CBCMA has largely succeeded in these missions, while taking extreme care to ensure the FHA insurance fund is protected. CBCMA created the CRA Note Exchange, which allows DPA to be funded through non YSP mechanisms, a concern raised by the HUD IG.


CBCMA’s rates and fees are lower than a majority of the state housing programs, creating a competitive market to bring down costs to consumers. In addition, every borrower receives 12 months of post purchase counseling through Hope Loan Port to improve loan performance. Our performance data is carefully monitored, and shows that the loans perform better than the overall FHA SDQ rate of 4.11% (3), which includes loans that did not receive DPA, indicating that our efforts to ensure sustainable and successful homeownership are working.


Recommendations

The State HFAs would prefer to have a regulatory monopoly in the provision of DPA and FHA loans. Such a monopoly, however, inevitably leads to more underserved borrowers, fewer options and higher interest rates on FHA mortgages. Not all Governmental Entity programs are created equally. While some have robust programs that generally meet the needs of borrowers, others have underdeveloped programs that do not. CBCMA has found that most of its volume comes from areas that do not have robust programs, do not provide quality service, or price the interest rates on their FHA first mortgages too high.

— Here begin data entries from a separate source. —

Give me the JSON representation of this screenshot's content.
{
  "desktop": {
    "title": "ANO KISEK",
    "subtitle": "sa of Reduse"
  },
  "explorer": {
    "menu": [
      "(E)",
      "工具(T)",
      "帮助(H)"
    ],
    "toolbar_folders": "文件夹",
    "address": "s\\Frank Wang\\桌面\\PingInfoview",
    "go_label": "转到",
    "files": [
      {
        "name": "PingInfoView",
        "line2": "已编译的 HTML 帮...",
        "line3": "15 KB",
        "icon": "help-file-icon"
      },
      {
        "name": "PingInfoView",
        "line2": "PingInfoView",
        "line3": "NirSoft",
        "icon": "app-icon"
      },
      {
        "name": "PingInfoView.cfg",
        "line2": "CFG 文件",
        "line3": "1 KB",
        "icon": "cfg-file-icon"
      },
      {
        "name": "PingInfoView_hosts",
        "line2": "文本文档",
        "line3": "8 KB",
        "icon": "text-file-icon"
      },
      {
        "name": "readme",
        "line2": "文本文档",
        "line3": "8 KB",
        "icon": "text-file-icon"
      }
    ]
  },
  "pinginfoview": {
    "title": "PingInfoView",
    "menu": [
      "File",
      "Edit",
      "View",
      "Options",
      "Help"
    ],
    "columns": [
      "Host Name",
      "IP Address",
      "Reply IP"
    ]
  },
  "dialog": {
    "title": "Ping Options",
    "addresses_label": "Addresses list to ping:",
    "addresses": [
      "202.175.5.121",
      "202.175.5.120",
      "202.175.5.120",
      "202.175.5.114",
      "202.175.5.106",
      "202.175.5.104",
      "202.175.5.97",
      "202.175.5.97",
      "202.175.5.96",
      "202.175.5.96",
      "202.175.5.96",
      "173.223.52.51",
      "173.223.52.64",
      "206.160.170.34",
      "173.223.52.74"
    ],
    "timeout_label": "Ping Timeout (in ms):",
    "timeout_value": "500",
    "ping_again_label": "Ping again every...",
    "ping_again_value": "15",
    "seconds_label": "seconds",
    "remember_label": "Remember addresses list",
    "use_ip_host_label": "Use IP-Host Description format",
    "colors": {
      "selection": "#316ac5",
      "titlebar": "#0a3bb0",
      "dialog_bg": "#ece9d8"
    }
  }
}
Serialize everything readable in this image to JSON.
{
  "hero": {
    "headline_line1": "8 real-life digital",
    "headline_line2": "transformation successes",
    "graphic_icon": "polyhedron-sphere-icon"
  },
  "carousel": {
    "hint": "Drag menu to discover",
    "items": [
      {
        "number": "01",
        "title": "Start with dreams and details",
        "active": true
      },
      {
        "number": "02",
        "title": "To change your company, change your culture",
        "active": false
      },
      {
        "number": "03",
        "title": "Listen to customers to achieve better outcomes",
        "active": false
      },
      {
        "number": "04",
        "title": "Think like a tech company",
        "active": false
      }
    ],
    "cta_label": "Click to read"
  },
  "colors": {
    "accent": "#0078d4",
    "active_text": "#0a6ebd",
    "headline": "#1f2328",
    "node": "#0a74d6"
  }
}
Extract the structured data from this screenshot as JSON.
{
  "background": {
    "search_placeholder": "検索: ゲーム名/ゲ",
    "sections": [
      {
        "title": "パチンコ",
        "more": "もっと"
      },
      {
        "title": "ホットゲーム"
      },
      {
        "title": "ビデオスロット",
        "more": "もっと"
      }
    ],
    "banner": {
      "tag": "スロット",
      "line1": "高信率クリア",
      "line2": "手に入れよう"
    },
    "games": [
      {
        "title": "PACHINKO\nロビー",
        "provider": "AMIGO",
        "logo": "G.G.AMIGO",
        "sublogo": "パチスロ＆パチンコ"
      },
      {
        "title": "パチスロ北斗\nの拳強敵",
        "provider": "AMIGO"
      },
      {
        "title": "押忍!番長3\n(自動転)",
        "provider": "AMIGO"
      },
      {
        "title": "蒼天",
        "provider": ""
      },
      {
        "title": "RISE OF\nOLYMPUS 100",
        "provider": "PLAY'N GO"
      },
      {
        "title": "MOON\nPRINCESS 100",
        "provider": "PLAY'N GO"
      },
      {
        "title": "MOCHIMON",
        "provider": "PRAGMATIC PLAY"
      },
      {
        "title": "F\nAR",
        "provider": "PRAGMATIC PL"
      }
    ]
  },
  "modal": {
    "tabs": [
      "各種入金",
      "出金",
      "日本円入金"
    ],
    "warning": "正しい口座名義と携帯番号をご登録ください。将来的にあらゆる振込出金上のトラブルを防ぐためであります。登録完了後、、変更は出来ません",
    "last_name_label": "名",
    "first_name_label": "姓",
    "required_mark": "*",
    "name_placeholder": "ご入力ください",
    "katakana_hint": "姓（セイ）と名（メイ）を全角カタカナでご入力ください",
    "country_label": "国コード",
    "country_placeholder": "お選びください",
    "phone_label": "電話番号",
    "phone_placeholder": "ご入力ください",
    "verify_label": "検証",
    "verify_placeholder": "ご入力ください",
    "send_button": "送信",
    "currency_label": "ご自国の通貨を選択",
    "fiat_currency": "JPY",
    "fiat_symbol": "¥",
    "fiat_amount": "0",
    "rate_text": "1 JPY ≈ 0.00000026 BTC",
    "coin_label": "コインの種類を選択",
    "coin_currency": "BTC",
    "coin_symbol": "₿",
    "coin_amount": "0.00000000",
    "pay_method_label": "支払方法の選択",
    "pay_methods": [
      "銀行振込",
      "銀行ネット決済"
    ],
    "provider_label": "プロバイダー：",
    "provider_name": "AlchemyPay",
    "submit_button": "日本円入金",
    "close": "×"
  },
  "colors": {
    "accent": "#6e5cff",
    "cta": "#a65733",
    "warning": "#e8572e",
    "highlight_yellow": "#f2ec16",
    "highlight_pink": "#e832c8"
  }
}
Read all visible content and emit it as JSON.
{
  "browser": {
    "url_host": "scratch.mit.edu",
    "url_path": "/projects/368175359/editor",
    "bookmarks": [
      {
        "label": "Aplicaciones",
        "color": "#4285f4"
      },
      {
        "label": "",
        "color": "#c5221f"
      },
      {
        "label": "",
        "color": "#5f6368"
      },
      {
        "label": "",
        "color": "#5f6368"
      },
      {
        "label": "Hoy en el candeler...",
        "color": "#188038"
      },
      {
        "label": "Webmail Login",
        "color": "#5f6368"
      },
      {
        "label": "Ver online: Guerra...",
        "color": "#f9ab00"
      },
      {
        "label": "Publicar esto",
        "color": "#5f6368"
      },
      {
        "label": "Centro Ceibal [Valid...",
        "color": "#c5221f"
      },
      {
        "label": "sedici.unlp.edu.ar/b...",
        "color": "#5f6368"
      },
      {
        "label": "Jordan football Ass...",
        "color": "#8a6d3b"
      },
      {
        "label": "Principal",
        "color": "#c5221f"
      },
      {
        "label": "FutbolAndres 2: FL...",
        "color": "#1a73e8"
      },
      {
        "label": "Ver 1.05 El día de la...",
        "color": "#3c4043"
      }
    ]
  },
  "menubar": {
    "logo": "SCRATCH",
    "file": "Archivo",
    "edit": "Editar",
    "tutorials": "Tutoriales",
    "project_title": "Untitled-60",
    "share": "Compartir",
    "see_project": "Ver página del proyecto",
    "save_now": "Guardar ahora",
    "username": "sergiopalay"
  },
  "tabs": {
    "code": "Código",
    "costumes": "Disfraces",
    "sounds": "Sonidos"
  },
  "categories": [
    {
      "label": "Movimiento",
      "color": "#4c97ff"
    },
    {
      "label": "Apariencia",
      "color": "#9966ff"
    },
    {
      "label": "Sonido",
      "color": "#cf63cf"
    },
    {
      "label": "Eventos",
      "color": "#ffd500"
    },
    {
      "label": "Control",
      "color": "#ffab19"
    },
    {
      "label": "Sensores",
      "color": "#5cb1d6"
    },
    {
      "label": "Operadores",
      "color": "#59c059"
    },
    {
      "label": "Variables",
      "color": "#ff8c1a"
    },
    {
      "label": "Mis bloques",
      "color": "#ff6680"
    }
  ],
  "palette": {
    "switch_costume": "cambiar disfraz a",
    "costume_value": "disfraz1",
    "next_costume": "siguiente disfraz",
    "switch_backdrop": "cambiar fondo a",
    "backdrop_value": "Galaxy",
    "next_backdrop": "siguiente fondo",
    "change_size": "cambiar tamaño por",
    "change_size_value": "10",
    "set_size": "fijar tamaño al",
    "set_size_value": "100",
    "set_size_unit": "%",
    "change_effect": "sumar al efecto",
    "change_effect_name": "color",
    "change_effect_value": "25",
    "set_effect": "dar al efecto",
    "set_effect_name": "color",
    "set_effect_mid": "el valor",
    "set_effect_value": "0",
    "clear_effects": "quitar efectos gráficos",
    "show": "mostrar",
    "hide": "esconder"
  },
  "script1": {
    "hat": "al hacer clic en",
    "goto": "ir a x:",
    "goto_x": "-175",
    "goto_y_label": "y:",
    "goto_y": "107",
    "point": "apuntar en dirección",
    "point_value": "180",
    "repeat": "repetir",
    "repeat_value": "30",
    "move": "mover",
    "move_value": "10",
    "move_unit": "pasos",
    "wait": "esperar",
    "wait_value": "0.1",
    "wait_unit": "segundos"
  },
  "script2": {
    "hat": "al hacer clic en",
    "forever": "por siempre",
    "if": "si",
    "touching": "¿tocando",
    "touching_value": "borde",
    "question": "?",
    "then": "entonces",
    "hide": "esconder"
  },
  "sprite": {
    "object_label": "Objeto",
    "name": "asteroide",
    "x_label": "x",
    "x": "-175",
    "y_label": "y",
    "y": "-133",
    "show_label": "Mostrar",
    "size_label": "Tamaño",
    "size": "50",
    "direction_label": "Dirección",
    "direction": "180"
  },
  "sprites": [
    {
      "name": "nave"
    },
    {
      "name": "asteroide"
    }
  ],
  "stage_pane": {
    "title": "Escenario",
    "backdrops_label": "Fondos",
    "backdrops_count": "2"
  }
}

HUD’s interest in protecting the MMIF and the interests of the borrowers HUD is tasked with assisting are best served by the creation of a monitored marketplace for Governmental Entities. Several elements are needed for a monitored marketplace: (1) data on individual Governmental Entities, (2) uniform minimum credit borrowers receiving DPA or minimum performance standards for the FHA first mortgages, (3) sufficient market participants (4) reporting and monitoring of FHA first mortgage performance.


HUD is not currently requiring the identification of the specific Governmental Entity providing secondary financing, even though it does require the identification of individual non-profits providing DPA. Because of this, HUD is unable to identify which programs might be operating in a manner which substantially increases the risk of loss to the Federal Government according to the report released to Congress. In addition, HUD is unable to identify which programs might be pricing the interest on the FHA first mortgage higher than the market price for down payment assisted FHA mortgages.


HUD should require that for every FHA loan that receives DPA from a Governmental Entity, originators must enter an EIN or similar identifier in the FHA system when originating a loan. By doing this, HUD can track the performance of loans in which the DPA has been provided by a Government Entity, and determine what credit standards should be applied to recipients of DPA.


Once HUD begins to identify individual government entities with the FHA first mortgage that they provide the down payment for, HUD can create a reporting mechanism for Governmental Entities similar to Neighborhood Watch. Governmental Entities will then have accurate performance information for their programs as well as their performance relative to their peers.


Conclusion

HUD is right to express concern about how DPA is utilized in the market today. However, HUD should not take action which reduces access to credit and decreases market options by entrenching inefficient or monopolistic behaviors, without careful analysis of data about the performance of the government entities it wishes to regulate.